Burnt Offerings

by Robert Marasco

An unlikely pairing of smoldering dread and greased lightning, Burnt Offerings tells the tale of a married couple who happen upon a great deal for a summer home getaway, their young boy, the father’s aging aunt, and the few weeks they all spend together at the summer house to escape the pressures of city life.

There’s a catch. While the vacationing couple rents the house for the summer at a ridiculously low rate they are obliged to care for the owner’s mother, a shut-in living in the home, by bringing her a prescribed meal three times a day whilst the owners leave for the season. They assure the couple the old woman will be no trouble and will likely not even be seen.

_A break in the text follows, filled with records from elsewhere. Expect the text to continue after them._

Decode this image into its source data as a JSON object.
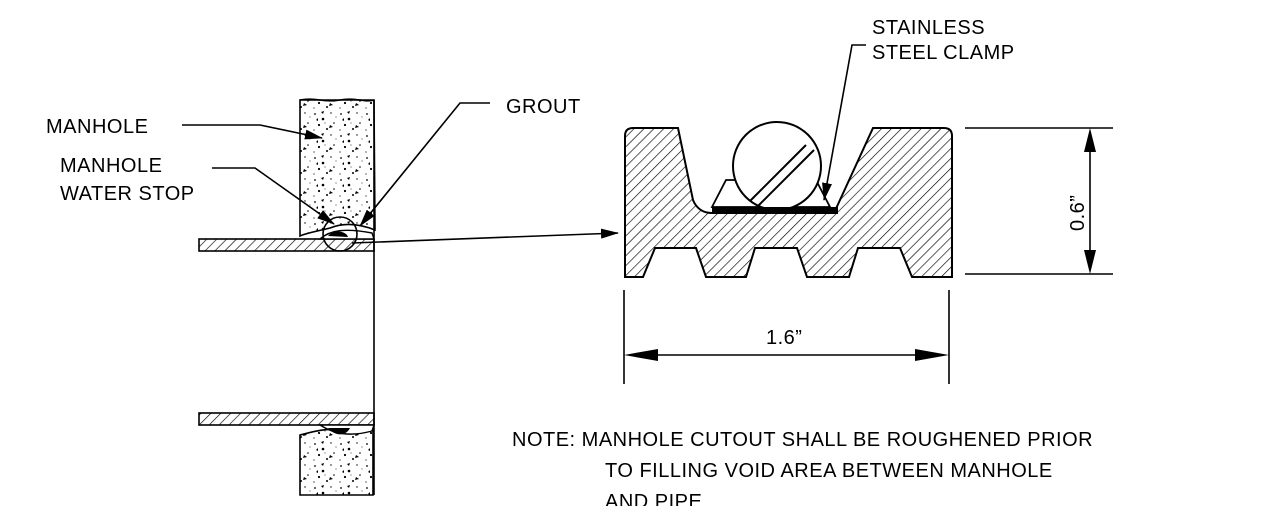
{
  "labels": {
    "manhole": "MANHOLE",
    "grout": "GROUT",
    "water_stop_line1": "MANHOLE",
    "water_stop_line2": "WATER STOP",
    "clamp_line1": "STAINLESS",
    "clamp_line2": "STEEL CLAMP"
  },
  "dimensions": {
    "height": "0.6”",
    "width": "1.6”"
  },
  "note": {
    "line1": "NOTE: MANHOLE CUTOUT SHALL BE ROUGHENED PRIOR",
    "line2": "TO FILLING VOID AREA BETWEEN MANHOLE",
    "line3": "AND PIPE"
  },
  "colors": {
    "ink": "#000000",
    "background": "#ffffff"
  }
}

After some hemming and hawing, they agree and move in.

Things start out normally enough, but soon there is an incident at the pool where the father, Ben, loses control while roughhousing with his boy, scaring the boy badly and injuring himself in the process. Something in the house is beginning to work on their emotions. Ben’s wife Marian is becoming distant, and the elderly lady they’re supposed to be caring for has yet to show herself…

This book succeeds wonderfully in an area where competitors for this specific combination are few, as it slowly builds terror while rocketing you through a story. If it sounds to you like those two are incompatible, many would agree, pretty much by definition. So it’s difficult to say why this book works so well here. But it does, and listing possible reasons would reveal points it’s better not to know until the proper time.

The book comes with a pedigree as well. It appears on Centipede’s top 100 horror novels of all time at #41, and on Stephen Jones’ top 100 list at #71.

It’s solid, fast, scary and hypnotizing, and if you’re able to tear yourself away from it congratulations, you win.